Up until this point I’d been using breathing and hypnobirthing techniques to cope but asked for gas and air while we were in ambulance on the way to the hospital - surges and speed humps don’t go well together! By the time I got to the hospital I was feeling quite giddy from the gas and air and was apparently cracking jokes.


The plan had been to transfer to one of the more home from home rooms on the labour ward so I could use the birthing pool but it wasn’t quite ready for us when we arrived so we were put in one of the other rooms until it was ready for us. Once again my body had other ideas and as soon as we were settled in that first room the intensity of the surges ramped up. I remember shouting instructions at people to turn the lights off, shove the bed out of the way and get me a birthing stool. As soon as I plonked myself down on it, it was clear that I wasn’t going anywhere until Astrid was born.

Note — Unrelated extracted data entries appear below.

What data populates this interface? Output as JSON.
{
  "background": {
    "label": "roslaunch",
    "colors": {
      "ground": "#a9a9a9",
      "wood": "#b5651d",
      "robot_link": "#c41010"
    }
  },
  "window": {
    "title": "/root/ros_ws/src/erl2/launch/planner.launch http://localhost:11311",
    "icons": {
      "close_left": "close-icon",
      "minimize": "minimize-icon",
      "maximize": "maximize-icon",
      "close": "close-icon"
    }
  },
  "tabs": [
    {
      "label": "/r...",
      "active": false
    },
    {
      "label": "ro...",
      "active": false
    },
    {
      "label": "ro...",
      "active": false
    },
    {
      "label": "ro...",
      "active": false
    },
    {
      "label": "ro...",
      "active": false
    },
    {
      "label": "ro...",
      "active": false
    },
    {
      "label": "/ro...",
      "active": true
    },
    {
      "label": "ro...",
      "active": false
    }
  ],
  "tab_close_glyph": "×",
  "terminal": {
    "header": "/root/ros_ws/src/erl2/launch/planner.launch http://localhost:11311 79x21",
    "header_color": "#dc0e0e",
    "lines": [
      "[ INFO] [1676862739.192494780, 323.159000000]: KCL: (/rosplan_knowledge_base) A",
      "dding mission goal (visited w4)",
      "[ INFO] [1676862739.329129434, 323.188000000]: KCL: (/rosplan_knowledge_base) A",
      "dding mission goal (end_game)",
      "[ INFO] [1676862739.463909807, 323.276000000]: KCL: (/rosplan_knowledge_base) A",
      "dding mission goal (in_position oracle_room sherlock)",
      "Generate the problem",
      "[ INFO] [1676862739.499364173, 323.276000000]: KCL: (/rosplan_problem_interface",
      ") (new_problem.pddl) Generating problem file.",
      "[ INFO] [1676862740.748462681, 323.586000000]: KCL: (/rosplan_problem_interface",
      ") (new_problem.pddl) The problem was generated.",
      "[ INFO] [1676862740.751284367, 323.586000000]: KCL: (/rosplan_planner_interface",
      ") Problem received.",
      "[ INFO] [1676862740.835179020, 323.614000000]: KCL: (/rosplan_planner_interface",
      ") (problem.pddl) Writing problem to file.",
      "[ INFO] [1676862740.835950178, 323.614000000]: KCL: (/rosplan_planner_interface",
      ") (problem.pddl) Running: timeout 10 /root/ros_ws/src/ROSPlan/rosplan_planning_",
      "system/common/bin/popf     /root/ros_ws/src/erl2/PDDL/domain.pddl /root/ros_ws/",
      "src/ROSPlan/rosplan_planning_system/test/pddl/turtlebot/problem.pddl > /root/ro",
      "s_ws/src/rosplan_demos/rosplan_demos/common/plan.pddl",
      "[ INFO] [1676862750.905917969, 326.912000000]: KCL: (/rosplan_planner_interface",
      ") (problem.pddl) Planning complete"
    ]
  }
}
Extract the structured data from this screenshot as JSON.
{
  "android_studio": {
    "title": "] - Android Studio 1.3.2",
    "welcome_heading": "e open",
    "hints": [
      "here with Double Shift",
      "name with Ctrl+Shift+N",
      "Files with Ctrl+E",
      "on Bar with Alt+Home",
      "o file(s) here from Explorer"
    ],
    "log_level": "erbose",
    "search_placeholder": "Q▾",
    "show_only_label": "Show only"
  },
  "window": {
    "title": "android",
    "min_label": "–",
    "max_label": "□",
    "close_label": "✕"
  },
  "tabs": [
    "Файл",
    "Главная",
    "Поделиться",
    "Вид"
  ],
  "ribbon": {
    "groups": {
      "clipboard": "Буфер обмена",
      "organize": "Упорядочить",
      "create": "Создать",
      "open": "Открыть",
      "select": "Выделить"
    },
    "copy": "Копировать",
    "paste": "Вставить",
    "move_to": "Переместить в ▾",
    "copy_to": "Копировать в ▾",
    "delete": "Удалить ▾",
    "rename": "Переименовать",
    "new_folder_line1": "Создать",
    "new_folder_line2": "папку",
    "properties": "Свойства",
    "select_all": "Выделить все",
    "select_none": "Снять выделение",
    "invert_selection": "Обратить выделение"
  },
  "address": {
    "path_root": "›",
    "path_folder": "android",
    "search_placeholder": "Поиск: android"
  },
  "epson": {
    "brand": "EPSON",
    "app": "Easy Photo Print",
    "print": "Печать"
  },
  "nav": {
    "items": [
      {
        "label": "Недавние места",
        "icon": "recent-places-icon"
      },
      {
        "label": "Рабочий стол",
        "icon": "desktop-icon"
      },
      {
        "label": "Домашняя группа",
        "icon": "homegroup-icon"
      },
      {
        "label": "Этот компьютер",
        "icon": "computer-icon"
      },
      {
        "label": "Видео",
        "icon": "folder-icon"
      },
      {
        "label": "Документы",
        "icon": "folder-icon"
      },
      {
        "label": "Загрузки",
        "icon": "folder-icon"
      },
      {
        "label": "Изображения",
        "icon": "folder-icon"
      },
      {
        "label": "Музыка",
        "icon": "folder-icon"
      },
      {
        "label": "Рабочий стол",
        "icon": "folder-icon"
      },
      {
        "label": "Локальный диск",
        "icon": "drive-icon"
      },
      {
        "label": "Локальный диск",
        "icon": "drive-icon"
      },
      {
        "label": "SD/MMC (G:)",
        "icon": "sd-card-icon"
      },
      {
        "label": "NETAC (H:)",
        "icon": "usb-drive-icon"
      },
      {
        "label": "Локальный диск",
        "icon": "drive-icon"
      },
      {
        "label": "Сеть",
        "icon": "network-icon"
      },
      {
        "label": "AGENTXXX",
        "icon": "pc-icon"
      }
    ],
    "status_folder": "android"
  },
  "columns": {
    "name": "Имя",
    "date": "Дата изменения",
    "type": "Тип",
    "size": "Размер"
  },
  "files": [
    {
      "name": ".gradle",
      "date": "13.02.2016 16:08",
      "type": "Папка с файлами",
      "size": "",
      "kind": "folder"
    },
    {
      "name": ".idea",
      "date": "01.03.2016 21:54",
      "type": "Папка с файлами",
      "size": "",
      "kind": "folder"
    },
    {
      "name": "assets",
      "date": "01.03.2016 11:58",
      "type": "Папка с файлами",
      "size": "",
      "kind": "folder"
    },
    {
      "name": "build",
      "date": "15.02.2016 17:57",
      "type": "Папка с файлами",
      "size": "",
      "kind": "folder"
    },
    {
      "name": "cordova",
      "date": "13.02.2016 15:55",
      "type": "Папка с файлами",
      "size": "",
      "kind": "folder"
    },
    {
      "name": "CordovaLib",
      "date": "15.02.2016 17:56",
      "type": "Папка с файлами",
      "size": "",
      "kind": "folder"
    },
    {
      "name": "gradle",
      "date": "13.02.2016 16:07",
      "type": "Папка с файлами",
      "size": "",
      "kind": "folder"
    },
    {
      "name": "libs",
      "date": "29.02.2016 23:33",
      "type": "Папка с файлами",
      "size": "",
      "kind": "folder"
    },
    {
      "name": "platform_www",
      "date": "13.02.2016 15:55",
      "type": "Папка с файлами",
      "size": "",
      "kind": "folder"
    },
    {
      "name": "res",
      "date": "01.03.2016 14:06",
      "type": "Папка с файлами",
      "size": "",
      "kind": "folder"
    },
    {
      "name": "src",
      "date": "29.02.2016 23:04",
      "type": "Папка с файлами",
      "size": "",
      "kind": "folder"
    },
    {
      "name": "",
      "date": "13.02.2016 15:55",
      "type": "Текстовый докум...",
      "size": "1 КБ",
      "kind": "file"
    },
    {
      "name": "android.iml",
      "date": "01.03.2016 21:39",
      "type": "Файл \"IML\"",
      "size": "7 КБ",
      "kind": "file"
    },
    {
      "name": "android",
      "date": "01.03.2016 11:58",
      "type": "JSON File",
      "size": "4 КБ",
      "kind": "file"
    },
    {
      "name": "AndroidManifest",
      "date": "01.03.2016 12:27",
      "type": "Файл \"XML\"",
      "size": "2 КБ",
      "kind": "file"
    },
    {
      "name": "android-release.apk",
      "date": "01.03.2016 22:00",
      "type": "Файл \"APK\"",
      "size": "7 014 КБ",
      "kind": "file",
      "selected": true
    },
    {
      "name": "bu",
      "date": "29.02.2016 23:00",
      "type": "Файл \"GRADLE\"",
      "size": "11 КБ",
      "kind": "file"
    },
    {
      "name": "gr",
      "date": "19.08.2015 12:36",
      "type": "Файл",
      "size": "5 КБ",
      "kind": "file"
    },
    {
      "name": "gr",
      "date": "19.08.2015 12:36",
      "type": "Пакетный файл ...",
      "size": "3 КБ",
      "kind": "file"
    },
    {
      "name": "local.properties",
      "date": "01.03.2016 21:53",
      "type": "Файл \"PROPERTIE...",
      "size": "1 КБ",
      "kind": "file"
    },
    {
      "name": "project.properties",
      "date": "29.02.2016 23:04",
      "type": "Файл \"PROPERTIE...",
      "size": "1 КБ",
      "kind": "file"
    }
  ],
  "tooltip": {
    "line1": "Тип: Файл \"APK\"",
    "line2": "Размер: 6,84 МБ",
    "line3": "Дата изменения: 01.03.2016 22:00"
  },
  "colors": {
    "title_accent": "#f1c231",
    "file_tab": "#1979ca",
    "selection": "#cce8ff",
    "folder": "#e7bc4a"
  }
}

It wasn’t long before I started to feel pushy. One of the things that I’d put in my birth plan was that I didn’t want to be coached on how to push. I’d had people trying to do this when I was trying to birth Oscar and I’d found it really confusing and irritating. The midwives respected that and encouraged me but never told me what I should be doing or how I should be doing it. One of favourite memories of birthing Astrid was when I reached down and could feel her head. I had been so scared that I wasn’t going to be able to push her out, but here I was doing it and feeling like the most powerful goddess woman in the world. Even now, two and a half years later, thinking about that moment makes me emotional.


Once her head was born the rest of her body came out quite quickly into the hands of the midwife who handed her straight to me. The utter relief that she was hear safe and sound, the joy that we had our baby girl and the pride I felt that I’d done can’t ever fully be expressed in words. We’d chosen not to find out what we were having but I’d known deep down that she was going to be a girl and sure enough she was and we knew straight away that she was our Astrid and that our family was now complete.